Wetenschappelijke bewijsvoering

 

 

 

De aanbevelingen uit deze richtlijn zijn voor zover mogelijk gebaseerd op bewijs uit gepubliceerd wetenschappelijk onderzoek. Relevante artikelen werden gezocht door het verrichten van systematische zoekacties in de Cochrane database, Medline en Embase.
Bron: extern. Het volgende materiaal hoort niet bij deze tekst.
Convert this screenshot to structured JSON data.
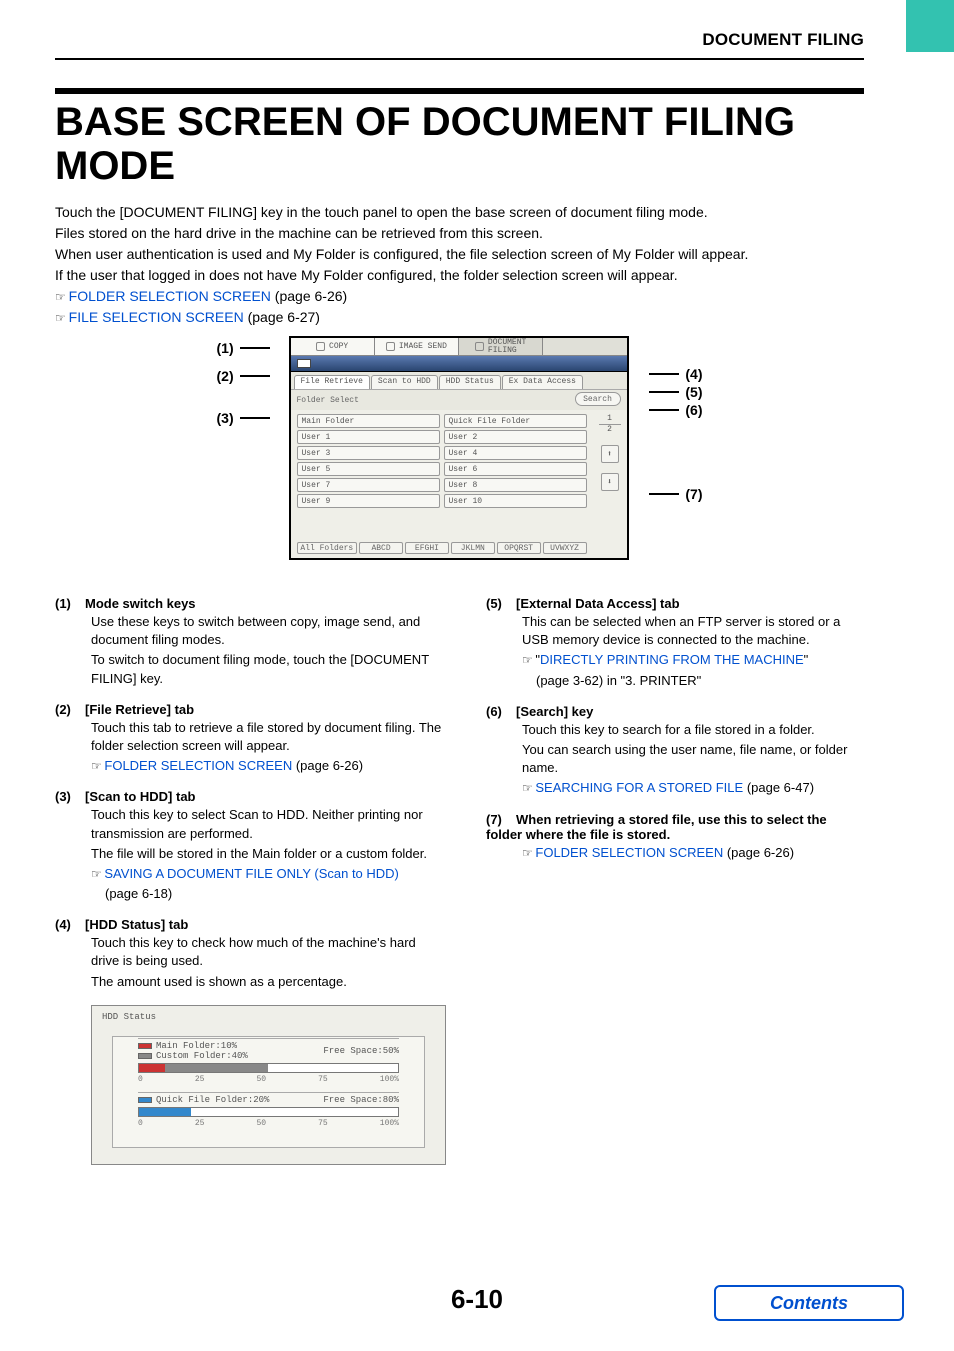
{
  "header": {
    "section": "DOCUMENT FILING"
  },
  "title": "BASE SCREEN OF DOCUMENT FILING MODE",
  "intro": {
    "p1": "Touch the [DOCUMENT FILING] key in the touch panel to open the base screen of document filing mode.",
    "p2": "Files stored on the hard drive in the machine can be retrieved from this screen.",
    "p3": "When user authentication is used and My Folder is configured, the file selection screen of My Folder will appear.",
    "p4": "If the user that logged in does not have My Folder configured, the folder selection screen will appear."
  },
  "links": {
    "folder_sel": "FOLDER SELECTION SCREEN",
    "folder_sel_pg": " (page 6-26)",
    "file_sel": "FILE SELECTION SCREEN",
    "file_sel_pg": " (page 6-27)"
  },
  "callouts": {
    "c1": "(1)",
    "c2": "(2)",
    "c3": "(3)",
    "c4": "(4)",
    "c5": "(5)",
    "c6": "(6)",
    "c7": "(7)"
  },
  "screen": {
    "mode_copy": "COPY",
    "mode_send": "IMAGE SEND",
    "mode_filing1": "DOCUMENT",
    "mode_filing2": "FILING",
    "tab_file_retrieve": "File Retrieve",
    "tab_scan_to_hdd": "Scan to HDD",
    "tab_hdd_status": "HDD Status",
    "tab_ex_data": "Ex Data Access",
    "folder_select": "Folder Select",
    "search": "Search",
    "main_folder": "Main Folder",
    "quick_file": "Quick File Folder",
    "users": [
      "User 1",
      "User 2",
      "User 3",
      "User 4",
      "User 5",
      "User 6",
      "User 7",
      "User 8",
      "User 9",
      "User 10"
    ],
    "page_top": "1",
    "page_bottom": "2",
    "arrow_up": "⬆",
    "arrow_down": "⬇",
    "alpha": [
      "All Folders",
      "ABCD",
      "EFGHI",
      "JKLMN",
      "OPQRST",
      "UVWXYZ"
    ]
  },
  "items": {
    "i1": {
      "num": "(1)",
      "head": "Mode switch keys",
      "p1": "Use these keys to switch between copy, image send, and document filing modes.",
      "p2": "To switch to document filing mode, touch the [DOCUMENT FILING] key."
    },
    "i2": {
      "num": "(2)",
      "head": "[File Retrieve] tab",
      "p1": "Touch this tab to retrieve a file stored by document filing. The folder selection screen will appear.",
      "link": "FOLDER SELECTION SCREEN",
      "link_pg": " (page 6-26)"
    },
    "i3": {
      "num": "(3)",
      "head": "[Scan to HDD] tab",
      "p1": "Touch this key to select Scan to HDD. Neither printing nor transmission are performed.",
      "p2": "The file will be stored in the Main folder or a custom folder.",
      "link": "SAVING A DOCUMENT FILE ONLY (Scan to HDD)",
      "link_pg": "(page 6-18)"
    },
    "i4": {
      "num": "(4)",
      "head": "[HDD Status] tab",
      "p1": "Touch this key to check how much of the machine's hard drive is being used.",
      "p2": "The amount used is shown as a percentage."
    },
    "i5": {
      "num": "(5)",
      "head": "[External Data Access] tab",
      "p1": "This can be selected when an FTP server is stored or a USB memory device is connected to the machine.",
      "link_q1": "\"",
      "link": "DIRECTLY PRINTING FROM THE MACHINE",
      "link_q2": "\"",
      "link_pg": "(page 3-62) in \"3. PRINTER\""
    },
    "i6": {
      "num": "(6)",
      "head": "[Search] key",
      "p1": "Touch this key to search for a file stored in a folder.",
      "p2": "You can search using the user name, file name, or folder name.",
      "link": "SEARCHING FOR A STORED FILE",
      "link_pg": " (page 6-47)"
    },
    "i7": {
      "num": "(7)",
      "head": "When retrieving a stored file, use this to select the folder where the file is stored.",
      "link": "FOLDER SELECTION SCREEN",
      "link_pg": " (page 6-26)"
    }
  },
  "hdd": {
    "title": "HDD Status",
    "main_folder": "Main Folder:10%",
    "custom_folder": "Custom Folder:40%",
    "free1": "Free Space:50%",
    "quick": "Quick File Folder:20%",
    "free2": "Free Space:80%",
    "ticks": [
      "0",
      "25",
      "50",
      "75",
      "100%"
    ]
  },
  "footer": {
    "page": "6-10",
    "contents": "Contents"
  }
}
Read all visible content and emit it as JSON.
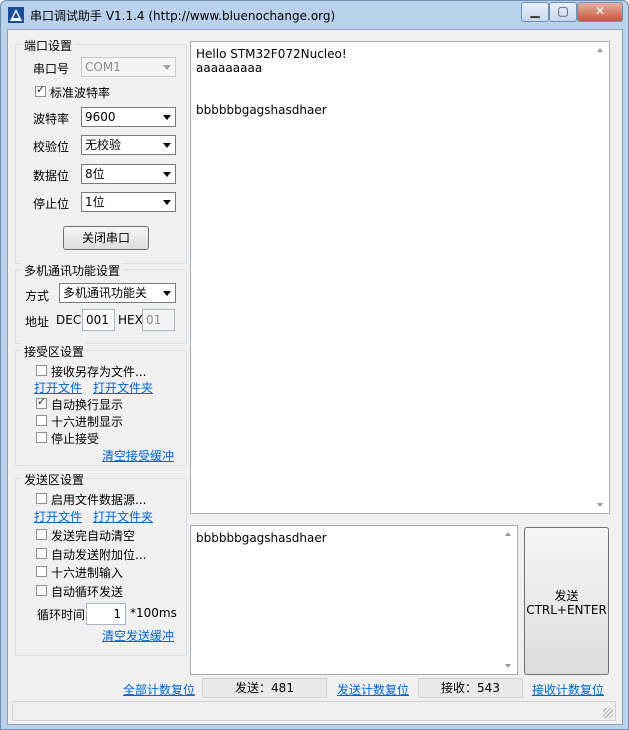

Ook werden andere richtlijnen aangaande de behandeling van het mammacarcinoom geraadpleegd. Na selectie door de werkgroepleden bleven de artikelen over die als onderbouwing bij de verschillende conclusies in de richtlijn staan vermeld. De geselecteerde artikelen zijn vervolgens door de werkgroepleden beoordeeld op kwaliteit van het onderzoek en gegradeerd naar mate van bewijs. Hierbij is onderstaande indeling gebruikt.

 

Tabel 1. Indeling van de literatuur naar de mate van bewijskracht

Voor artikelen betreffende interventie

A1      Systematische reviews die tenminste enkele onderzoeken van A2-niveau betreffen,

waarbij de resultaten van de afzonderlijke onderzoeken consistent zijn

A2      Gerandomiseerd vergelijkend klinisch onderzoek van goede kwaliteit van voldoende

omvang en consistentie

B        Gerandomiseerde klinische trials van matige kwaliteit of onvoldoende omvang of

ander vergelijkend onderzoek (niet-gerandomiseerd, vergelijkend cohort-onderzoek,

patiënt-controle-onderzoek)

C        Niet-vergelijkend onderzoek

D        Mening van deskundigen, bijvoorbeeld de werkgroepleden

 

 

 

Na de beoordeling van de literatuur is op basis hiervan de conclusie geformuleerd. Deze conclusie heeft een

bepaald niveau, afhankelijk van de mate van bewijs van de beschikbare literatuur over het deelonderwerp (tabel 2).

 

 

Tabel 2. Niveau van de conclusie op basis van de literatuuranalyse

1         Gebaseerd op 1 systematische review (A1) of tenminste 2 onafhankelijk van elkaar

uitgevoerde onderzoeken van niveau A2

2         Gebaseerd op tenminste 2 onafhankelijk van elkaar uitgevoerde onderzoeken van

niveau B

3         Gebaseerd op 1 onderzoek van niveau A2 of B, of op onderzoek van niveau C

4         Mening van deskundigen, bijvoorbeeld de werkgroepleden

 

 

 

Deze indeling is vooral geschikt voor het beoordelen van de waarde van therapeutische interventies. De waarde

van diagnostische en prognostische factoren kunnen niet door gerandomiseerd onderzoek worden beoordeeld. Derhalve kan voor deze vaak zeer uitgebreid onderzochte factoren, hooguit een niveau 3 worden aangegeven. Naast de wetenschappelijke onderbouwing zijn er voor het formuleren van een advies vaak andere aspecten van belang, bijvoorbeeld patiëntenvoorkeuren, kosten, beschikbaarheid of organisatorische aspecten. De conclusie, gebaseerd op de wetenschappelijke onderbouwing en de overige overwegingen, vormen samen de basis voor het advies. Door het richtlijnontwikkelproces op deze manier vorm te geven wordt de transparantie van de richtlijn verhoogd.